Pembangunan gerbang ini menelan anggaran sebesar Rp32 miliar dan sebelumnya viral di media sosial karena masyarakat mengira bahwa pilar-pilarnya terbuat dari beton utuh. Namun, terungkap bahwa terdapat ruang kosong di dalam pilar-pilar tersebut.
Indrayadhi, seorang warga Kendari, mengungkapkan bahwa ia selama ini mengira bahwa pilar gerbang yang besar dan kokoh tersebut dibangun dengan campuran beton yang padat. "Saya juga baru tahu kalau di dalamnya itu ternyata kosong, hanya seperti gypsum yang menutupi gerbang itu," ujarnya saat ditemui.
Dia menyatakan penyesalannya saat melihat kondisi pilar gerbang, yang kini menjadi tempat beberapa ekor ayam. "Seperti yang kita lihat, kondisinya sudah banyak mengalami kerusakan," katanya.
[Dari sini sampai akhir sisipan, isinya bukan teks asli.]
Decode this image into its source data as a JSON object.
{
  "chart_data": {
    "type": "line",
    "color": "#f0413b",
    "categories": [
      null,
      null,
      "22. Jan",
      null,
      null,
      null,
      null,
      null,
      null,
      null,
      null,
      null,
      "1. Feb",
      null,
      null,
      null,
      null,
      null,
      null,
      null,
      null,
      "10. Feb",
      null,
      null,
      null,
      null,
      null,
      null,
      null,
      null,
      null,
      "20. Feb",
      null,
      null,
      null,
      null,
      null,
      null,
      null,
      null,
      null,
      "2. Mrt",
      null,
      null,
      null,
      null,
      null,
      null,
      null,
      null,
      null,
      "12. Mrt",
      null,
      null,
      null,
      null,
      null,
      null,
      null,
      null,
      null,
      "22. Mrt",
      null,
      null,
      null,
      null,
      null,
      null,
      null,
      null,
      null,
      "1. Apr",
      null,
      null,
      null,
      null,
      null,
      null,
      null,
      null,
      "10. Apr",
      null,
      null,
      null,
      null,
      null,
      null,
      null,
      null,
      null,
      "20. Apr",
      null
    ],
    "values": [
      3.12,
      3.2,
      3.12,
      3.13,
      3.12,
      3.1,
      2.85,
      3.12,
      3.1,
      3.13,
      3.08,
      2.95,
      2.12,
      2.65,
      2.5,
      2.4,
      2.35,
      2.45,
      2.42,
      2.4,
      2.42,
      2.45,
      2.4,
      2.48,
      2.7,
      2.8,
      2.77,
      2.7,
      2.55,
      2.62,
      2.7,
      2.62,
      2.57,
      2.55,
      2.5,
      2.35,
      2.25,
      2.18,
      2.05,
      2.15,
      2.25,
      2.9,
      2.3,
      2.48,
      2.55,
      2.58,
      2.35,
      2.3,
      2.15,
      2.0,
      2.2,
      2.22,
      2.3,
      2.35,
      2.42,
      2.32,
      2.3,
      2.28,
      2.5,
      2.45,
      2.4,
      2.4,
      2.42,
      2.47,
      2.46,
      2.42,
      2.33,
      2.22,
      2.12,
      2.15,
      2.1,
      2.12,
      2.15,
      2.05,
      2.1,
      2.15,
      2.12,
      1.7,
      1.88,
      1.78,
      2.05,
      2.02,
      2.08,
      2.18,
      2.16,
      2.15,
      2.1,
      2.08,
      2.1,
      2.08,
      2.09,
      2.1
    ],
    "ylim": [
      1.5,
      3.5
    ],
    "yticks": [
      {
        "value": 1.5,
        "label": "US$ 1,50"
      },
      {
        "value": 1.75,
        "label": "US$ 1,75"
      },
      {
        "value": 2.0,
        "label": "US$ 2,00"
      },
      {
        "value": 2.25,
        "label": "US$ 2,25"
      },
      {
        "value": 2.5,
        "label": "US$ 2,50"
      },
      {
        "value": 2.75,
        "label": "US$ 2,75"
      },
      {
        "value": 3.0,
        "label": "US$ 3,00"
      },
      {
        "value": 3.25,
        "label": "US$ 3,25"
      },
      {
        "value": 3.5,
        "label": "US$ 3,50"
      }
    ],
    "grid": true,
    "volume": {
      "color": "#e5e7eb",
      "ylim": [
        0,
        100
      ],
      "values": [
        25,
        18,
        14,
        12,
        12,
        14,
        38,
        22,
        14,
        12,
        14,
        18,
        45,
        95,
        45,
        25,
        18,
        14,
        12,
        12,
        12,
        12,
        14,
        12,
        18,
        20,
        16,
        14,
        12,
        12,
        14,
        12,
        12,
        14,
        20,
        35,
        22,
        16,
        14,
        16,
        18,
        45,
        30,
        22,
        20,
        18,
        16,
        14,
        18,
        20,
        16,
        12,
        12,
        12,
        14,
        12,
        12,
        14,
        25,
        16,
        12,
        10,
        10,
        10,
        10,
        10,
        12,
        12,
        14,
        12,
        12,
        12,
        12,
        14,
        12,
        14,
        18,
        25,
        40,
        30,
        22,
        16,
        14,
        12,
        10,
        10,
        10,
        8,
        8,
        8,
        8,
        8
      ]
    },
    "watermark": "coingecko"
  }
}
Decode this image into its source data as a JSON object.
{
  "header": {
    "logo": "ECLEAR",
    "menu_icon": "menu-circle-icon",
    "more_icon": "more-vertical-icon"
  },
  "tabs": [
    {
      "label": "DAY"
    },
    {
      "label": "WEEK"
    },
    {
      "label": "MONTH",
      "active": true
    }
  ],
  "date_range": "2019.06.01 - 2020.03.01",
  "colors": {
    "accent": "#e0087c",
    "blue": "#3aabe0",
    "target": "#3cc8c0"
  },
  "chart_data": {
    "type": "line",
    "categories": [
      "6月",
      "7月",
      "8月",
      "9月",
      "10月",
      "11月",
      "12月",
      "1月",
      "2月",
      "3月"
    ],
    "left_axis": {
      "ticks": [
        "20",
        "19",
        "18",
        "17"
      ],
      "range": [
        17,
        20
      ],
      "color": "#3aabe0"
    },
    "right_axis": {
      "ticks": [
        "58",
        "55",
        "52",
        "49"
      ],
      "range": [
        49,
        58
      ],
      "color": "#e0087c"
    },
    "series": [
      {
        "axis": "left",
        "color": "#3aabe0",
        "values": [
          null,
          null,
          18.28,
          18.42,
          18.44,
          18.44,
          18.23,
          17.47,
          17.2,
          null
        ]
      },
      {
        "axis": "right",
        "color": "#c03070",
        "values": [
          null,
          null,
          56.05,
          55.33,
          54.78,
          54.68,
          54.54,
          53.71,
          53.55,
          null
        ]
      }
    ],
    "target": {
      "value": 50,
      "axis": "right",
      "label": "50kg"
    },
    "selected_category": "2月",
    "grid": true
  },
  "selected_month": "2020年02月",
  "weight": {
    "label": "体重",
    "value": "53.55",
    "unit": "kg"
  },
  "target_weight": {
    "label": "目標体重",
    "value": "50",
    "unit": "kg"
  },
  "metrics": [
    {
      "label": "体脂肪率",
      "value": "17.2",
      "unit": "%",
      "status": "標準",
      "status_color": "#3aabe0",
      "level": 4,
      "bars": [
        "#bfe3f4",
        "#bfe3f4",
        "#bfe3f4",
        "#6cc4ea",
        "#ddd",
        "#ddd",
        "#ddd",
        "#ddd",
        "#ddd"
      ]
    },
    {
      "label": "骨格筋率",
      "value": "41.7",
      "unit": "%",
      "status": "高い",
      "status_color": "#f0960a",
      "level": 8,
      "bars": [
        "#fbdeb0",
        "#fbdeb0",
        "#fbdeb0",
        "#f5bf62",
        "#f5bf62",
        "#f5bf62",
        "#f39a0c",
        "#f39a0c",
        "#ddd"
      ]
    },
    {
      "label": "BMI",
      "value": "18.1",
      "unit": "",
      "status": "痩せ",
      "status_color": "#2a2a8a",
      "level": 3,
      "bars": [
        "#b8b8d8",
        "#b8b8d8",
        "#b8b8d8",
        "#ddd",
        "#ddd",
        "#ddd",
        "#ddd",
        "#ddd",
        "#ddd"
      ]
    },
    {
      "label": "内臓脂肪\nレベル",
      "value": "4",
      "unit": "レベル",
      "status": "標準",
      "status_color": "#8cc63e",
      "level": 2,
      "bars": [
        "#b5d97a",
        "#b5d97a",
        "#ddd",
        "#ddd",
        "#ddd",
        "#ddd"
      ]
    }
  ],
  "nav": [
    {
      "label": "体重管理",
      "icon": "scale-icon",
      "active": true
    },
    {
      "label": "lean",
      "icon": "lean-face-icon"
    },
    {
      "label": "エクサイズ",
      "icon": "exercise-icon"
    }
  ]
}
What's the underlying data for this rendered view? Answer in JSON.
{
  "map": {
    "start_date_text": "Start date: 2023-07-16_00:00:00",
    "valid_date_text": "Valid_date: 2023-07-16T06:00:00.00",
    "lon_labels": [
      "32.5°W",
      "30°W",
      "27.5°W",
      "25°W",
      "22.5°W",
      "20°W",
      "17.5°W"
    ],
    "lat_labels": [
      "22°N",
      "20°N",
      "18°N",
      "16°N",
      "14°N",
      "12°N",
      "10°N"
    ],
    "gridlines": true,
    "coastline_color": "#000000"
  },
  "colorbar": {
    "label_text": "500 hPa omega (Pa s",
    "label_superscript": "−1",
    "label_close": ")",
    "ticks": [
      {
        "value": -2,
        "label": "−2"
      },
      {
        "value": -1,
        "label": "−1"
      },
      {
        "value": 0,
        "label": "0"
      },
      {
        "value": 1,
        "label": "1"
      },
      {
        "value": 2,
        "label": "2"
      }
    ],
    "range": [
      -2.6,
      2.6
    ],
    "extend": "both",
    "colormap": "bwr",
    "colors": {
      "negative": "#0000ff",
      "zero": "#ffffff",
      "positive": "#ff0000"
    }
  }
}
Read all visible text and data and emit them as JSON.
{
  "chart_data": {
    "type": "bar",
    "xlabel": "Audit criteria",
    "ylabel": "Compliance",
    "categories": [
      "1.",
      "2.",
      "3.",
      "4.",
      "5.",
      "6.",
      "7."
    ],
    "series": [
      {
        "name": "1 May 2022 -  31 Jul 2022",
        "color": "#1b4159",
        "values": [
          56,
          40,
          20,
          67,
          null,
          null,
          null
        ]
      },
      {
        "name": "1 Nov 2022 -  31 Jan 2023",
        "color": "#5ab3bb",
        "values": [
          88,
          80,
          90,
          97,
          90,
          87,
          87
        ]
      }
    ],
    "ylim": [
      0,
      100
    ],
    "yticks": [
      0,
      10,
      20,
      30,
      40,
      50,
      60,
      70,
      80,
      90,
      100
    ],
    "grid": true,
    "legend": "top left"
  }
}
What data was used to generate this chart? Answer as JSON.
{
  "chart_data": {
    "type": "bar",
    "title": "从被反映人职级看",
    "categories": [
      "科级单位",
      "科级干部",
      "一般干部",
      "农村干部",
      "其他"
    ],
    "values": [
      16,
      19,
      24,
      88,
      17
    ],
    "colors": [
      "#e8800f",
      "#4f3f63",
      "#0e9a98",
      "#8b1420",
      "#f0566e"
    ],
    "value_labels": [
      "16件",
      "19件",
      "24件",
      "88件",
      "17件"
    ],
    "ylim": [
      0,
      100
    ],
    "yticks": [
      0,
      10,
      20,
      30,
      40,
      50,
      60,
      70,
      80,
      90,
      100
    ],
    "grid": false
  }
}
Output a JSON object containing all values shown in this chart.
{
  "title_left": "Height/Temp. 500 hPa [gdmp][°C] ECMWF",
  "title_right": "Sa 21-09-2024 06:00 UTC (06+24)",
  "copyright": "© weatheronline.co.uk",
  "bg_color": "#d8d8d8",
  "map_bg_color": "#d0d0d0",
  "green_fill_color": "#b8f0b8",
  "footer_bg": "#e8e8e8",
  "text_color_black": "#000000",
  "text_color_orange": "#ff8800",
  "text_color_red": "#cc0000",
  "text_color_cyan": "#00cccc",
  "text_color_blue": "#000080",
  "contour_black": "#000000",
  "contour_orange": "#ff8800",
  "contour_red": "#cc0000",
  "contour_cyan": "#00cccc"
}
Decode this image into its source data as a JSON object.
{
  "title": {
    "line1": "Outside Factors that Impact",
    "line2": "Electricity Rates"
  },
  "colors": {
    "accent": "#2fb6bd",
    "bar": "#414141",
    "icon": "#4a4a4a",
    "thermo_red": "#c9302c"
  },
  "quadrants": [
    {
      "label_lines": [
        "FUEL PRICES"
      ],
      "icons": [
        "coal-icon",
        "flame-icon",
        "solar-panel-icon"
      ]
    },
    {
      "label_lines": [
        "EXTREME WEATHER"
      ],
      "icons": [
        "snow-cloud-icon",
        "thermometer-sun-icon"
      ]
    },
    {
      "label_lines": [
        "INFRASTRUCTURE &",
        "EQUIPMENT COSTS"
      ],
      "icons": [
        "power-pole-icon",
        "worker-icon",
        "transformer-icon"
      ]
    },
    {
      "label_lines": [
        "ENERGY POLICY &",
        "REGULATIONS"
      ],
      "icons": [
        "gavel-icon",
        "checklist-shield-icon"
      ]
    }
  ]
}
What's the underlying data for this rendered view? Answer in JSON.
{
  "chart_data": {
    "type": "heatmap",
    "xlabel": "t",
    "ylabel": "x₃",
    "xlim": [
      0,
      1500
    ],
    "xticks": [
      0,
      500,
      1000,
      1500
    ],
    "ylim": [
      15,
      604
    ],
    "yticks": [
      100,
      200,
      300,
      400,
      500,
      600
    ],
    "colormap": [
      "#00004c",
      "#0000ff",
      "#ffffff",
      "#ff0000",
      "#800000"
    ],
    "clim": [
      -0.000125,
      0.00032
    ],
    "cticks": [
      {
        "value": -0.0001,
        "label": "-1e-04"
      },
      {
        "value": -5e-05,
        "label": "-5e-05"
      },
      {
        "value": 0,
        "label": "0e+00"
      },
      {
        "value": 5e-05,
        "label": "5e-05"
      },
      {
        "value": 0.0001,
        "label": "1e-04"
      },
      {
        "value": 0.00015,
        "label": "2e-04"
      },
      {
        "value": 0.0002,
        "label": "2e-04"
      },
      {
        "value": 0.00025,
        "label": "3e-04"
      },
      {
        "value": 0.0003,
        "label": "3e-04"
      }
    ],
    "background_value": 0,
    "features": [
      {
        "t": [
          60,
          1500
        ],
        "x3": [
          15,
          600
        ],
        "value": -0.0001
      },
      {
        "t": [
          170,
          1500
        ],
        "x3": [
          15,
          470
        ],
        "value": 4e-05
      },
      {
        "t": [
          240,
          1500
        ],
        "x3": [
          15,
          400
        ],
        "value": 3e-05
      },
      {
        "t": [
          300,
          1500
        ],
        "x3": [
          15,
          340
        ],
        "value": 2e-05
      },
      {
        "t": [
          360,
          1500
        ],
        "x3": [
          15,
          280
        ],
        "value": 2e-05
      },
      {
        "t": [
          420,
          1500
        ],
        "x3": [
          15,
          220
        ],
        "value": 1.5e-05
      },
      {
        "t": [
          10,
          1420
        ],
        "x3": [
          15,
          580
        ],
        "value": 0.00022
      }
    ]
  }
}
Indrayadhi juga mengungkapkan kekecewaannya terhadap tindakan oknum yang merusak gerbang tersebut, yang merupakan salah satu ikon Kota Kendari. Berdasarkan pantauan, beberapa lubang yang menjadi sorotan masyarakat kini telah diperbaiki, meskipun kerusakan sebelumnya cukup menarik perhatian publik.
Gerbang Jalan Wisata Kendari-Toronipa, yang baru saja diresmikan, kini mendapatkan perhatian lebih dari masyarakat, terutama terkait dengan kualitas pembangunan yang tidak sesuai harapan meskipun dengan anggaran yang cukup besar.